The Product: Tripe, Glorious Tripe

by Katherine Sacks
Antoinette Bruno
July 2012


Tripe Stats

Cost: $3.40 per pound

Cooking: Rinse well and handle gently; cook with a lot of flavorful ingredients.

Storage: Store chilled in its cooking liquid for up to one week.

Once the obscure items left for adventurous eaters and devoted cooks, the glorious offerings of offal are now fully in the spotlight, as chefs make their name on nose-to-tail cuisine and entire books are dedicated to organ cookery.

But while customers are practically begging for fried pig ears, butter-enriched duck liver pâté, and other offal, no clever menu marketing can disguise the foreboding texture and appearance of tripe, or the fact that it’s stomach lining. “Some guests like it, and some have no idea what to do with it,” says 2011 New York Rising Star Chef Hillary Sterling, who often keeps an interpretation of a traditional Italian tripe dish on her menu at A Voce Madison.

It may not be for everyone, but there are plenty of ways to serve it. The highly nutritious, low-fat, and low-cost protein is found in traditional ethnic dishes throughout the globe, from Italy’s Trippa alla Romana and British offal master Fergus Henderson’s version with butter beans to 2012 Austin-San Antonio Rising Star Chef Quealy Watson’s update on the Mexican staple menudo. The protein—generally taken from one of the first three chambers of a cow’s stomach, the rumen (blanket/flat/smooth tripe), reticulum (honeycomb/pocket tripe), or omasum (book/bible/leaf tripe)—even has its fair share of lure-by-lore. One British market suggests that, “quality tripe can increase your libido fourfold.”

Tripe with Butter Beans and Old Spot Smoked Bacon from Chef Fergus Henderson of St. John - London, England

Tripe with Butter Beans and Old Spot Smoked Bacon from Chef Fergus Henderson of St. John - London, England

Virility claims aside, braising tripe (as with most items in the offal family) is necessary to tenderize the protein and impart flavor. After rinsing it well, Sterling soaks her tripe in salted water and then slowly cooks it in a chicken stock braising liquid (starting with cold liquid and cooking at 250°F). “I use a combination of grilled lemons, fennel seed, anise, and thyme,” she says. “Not anything so overly aggressive to overpower, but flavors that will complement each other.”

As the saying goes, “anything tastes good fried.” Sterling says tripe is no different. Although her Trippa Fritti started out as a “really refined version of tripe,” served under a consommé, A Voce’s Chef Missy Robbins suggested frying. “I don’t even like eating tripe,” says Sterling. “[Missy] said ‘Try deep frying,’ and I tried deep frying and said, ‘OK, now I’ll eat tripe.’” After the braised tripe cools, Sterling cuts it into uniform strips, dredging it in a simple mixture of anise seed and cornstarch to retain its honeycomb texture.

Sterling originally based the A Voce dish on a traditional fennel-lemon item from Italy’s Le Marche region, but she’s updating the idea of fried tripe at this year’s 7th Annual International Chefs Congress for her Eat@ICC food cart. (20 chefs will offer signature dishes from food carts at ICC). “I think it’s totally great that I get to do fried tripe for chefs,” says Sterling, who is still brainstorming condiment ideas, like whipped bacon and lemon aïoli, to serve with her French fry-like tripe.
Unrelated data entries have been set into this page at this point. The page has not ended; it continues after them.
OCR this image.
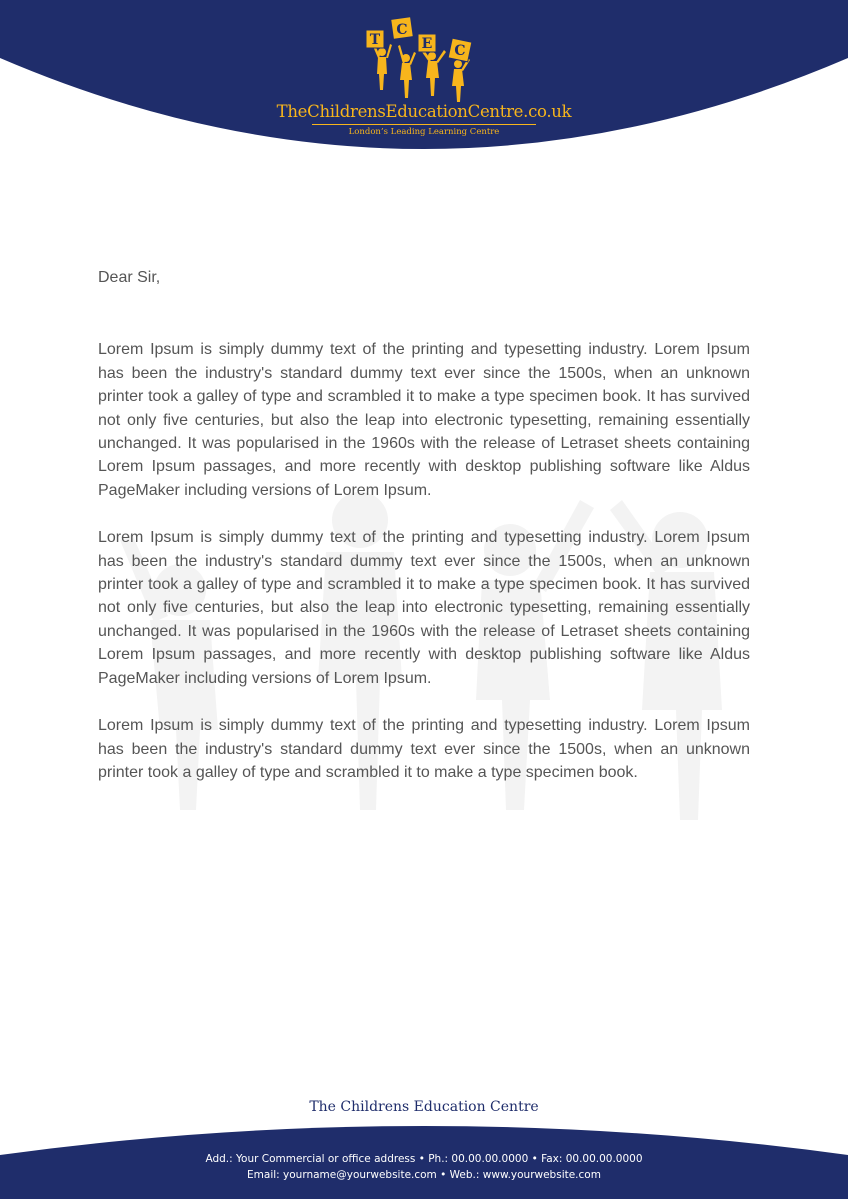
T
C
E C
TheChildrensEducationCentre.co.uk
London’s Leading Learning Centre

Dear Sir,

Lorem Ipsum is simply dummy text of the printing and typesetting industry. Lorem Ipsum has been the industry's standard dummy text ever since the 1500s, when an unknown printer took a galley of type and scrambled it to make a type specimen book. It has survived not only five centuries, but also the leap into electronic typesetting, remaining essentially unchanged. It was popularised in the 1960s with the release of Letraset sheets containing Lorem Ipsum passages, and more recently with desktop publishing software like Aldus PageMaker including versions of Lorem Ipsum.

Lorem Ipsum is simply dummy text of the printing and typesetting industry. Lorem Ipsum has been the industry's standard dummy text ever since the 1500s, when an unknown printer took a galley of type and scrambled it to make a type specimen book. It has survived not only five centuries, but also the leap into electronic typesetting, remaining essentially unchanged. It was popularised in the 1960s with the release of Letraset sheets containing Lorem Ipsum passages, and more recently with desktop publishing software like Aldus PageMaker including versions of Lorem Ipsum.

Lorem Ipsum is simply dummy text of the printing and typesetting industry. Lorem Ipsum has been the industry's standard dummy text ever since the 1500s, when an unknown printer took a galley of type and scrambled it to make a type specimen book.

The Childrens Education Centre
Add.: Your Commercial or office address • Ph.: 00.00.00.0000 • Fax: 00.00.00.0000
Email: yourname@yourwebsite.com • Web.: www.yourwebsite.com
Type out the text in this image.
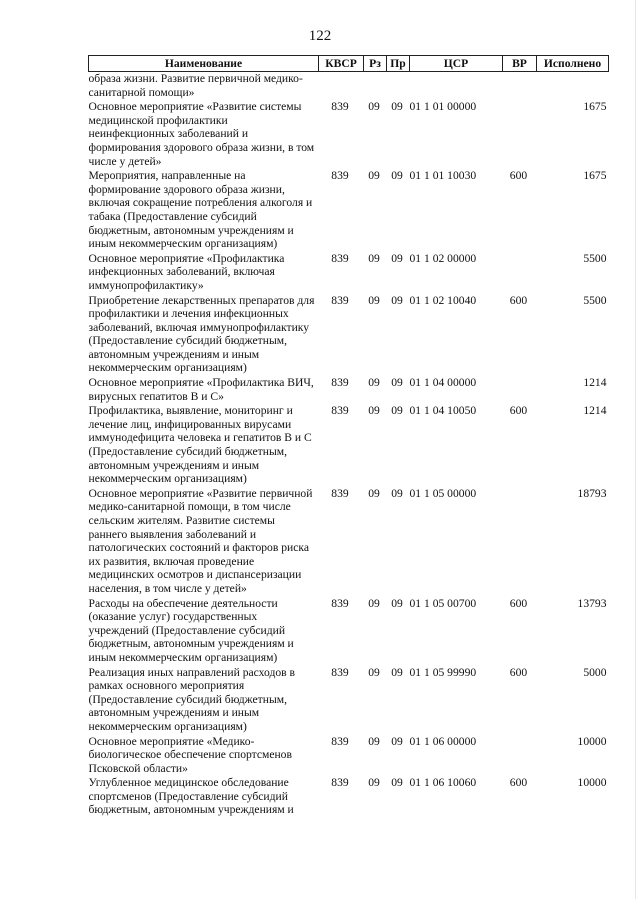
122
Наименование	КВСР	Рз	Пр	ЦСР	ВР	Исполнено
образа жизни. Развитие первичной медико-санитарной помощи»						
Основное мероприятие «Развитие системы медицинской профилактики неинфекционных заболеваний и формирования здорового образа жизни, в том числе у детей»	839	09	09	01 1 01 00000		1675
Мероприятия, направленные на формирование здорового образа жизни, включая сокращение потребления алкоголя и табака (Предоставление субсидий бюджетным, автономным учреждениям и иным некоммерческим организациям)	839	09	09	01 1 01 10030	600	1675
Основное мероприятие «Профилактика инфекционных заболеваний, включая иммунопрофилактику»	839	09	09	01 1 02 00000		5500
Приобретение лекарственных препаратов для профилактики и лечения инфекционных заболеваний, включая иммунопрофилактику (Предоставление субсидий бюджетным, автономным учреждениям и иным некоммерческим организациям)	839	09	09	01 1 02 10040	600	5500
Основное мероприятие «Профилактика ВИЧ, вирусных гепатитов В и С»	839	09	09	01 1 04 00000		1214
Профилактика, выявление, мониторинг и лечение лиц, инфицированных вирусами иммунодефицита человека и гепатитов В и С (Предоставление субсидий бюджетным, автономным учреждениям и иным некоммерческим организациям)	839	09	09	01 1 04 10050	600	1214
Основное мероприятие «Развитие первичной медико-санитарной помощи, в том числе сельским жителям. Развитие системы раннего выявления заболеваний и патологических состояний и факторов риска их развития, включая проведение медицинских осмотров и диспансеризации населения, в том числе у детей»	839	09	09	01 1 05 00000		18793
Расходы на обеспечение деятельности (оказание услуг) государственных учреждений (Предоставление субсидий бюджетным, автономным учреждениям и иным некоммерческим организациям)	839	09	09	01 1 05 00700	600	13793
Реализация иных направлений расходов в рамках основного мероприятия (Предоставление субсидий бюджетным, автономным учреждениям и иным некоммерческим организациям)	839	09	09	01 1 05 99990	600	5000
Основное мероприятие «Медико-биологическое обеспечение спортсменов Псковской области»	839	09	09	01 1 06 00000		10000
Углубленное медицинское обследование спортсменов (Предоставление субсидий бюджетным, автономным учреждениям и	839	09	09	01 1 06 10060	600	10000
Although Sterling says, “if you are going to be brave enough to work with tripe, you probably already know what it will be,” there are still a few things to keep in mind when working with the protein. She stresses the importance of rinsing the tripe well, cooking it gently, and pairing it with a flavorful dish, as “it’s kind of just a vehicle for something else.” She also gives fair warning: the cooking process is very pungent. “It smells really bad when you are cooking it,” says Sterling. “It stinks up the entire restaurant. It smells so bad you don’t want to eat it.” Her cure for that is just a little a dip into the deep fryer.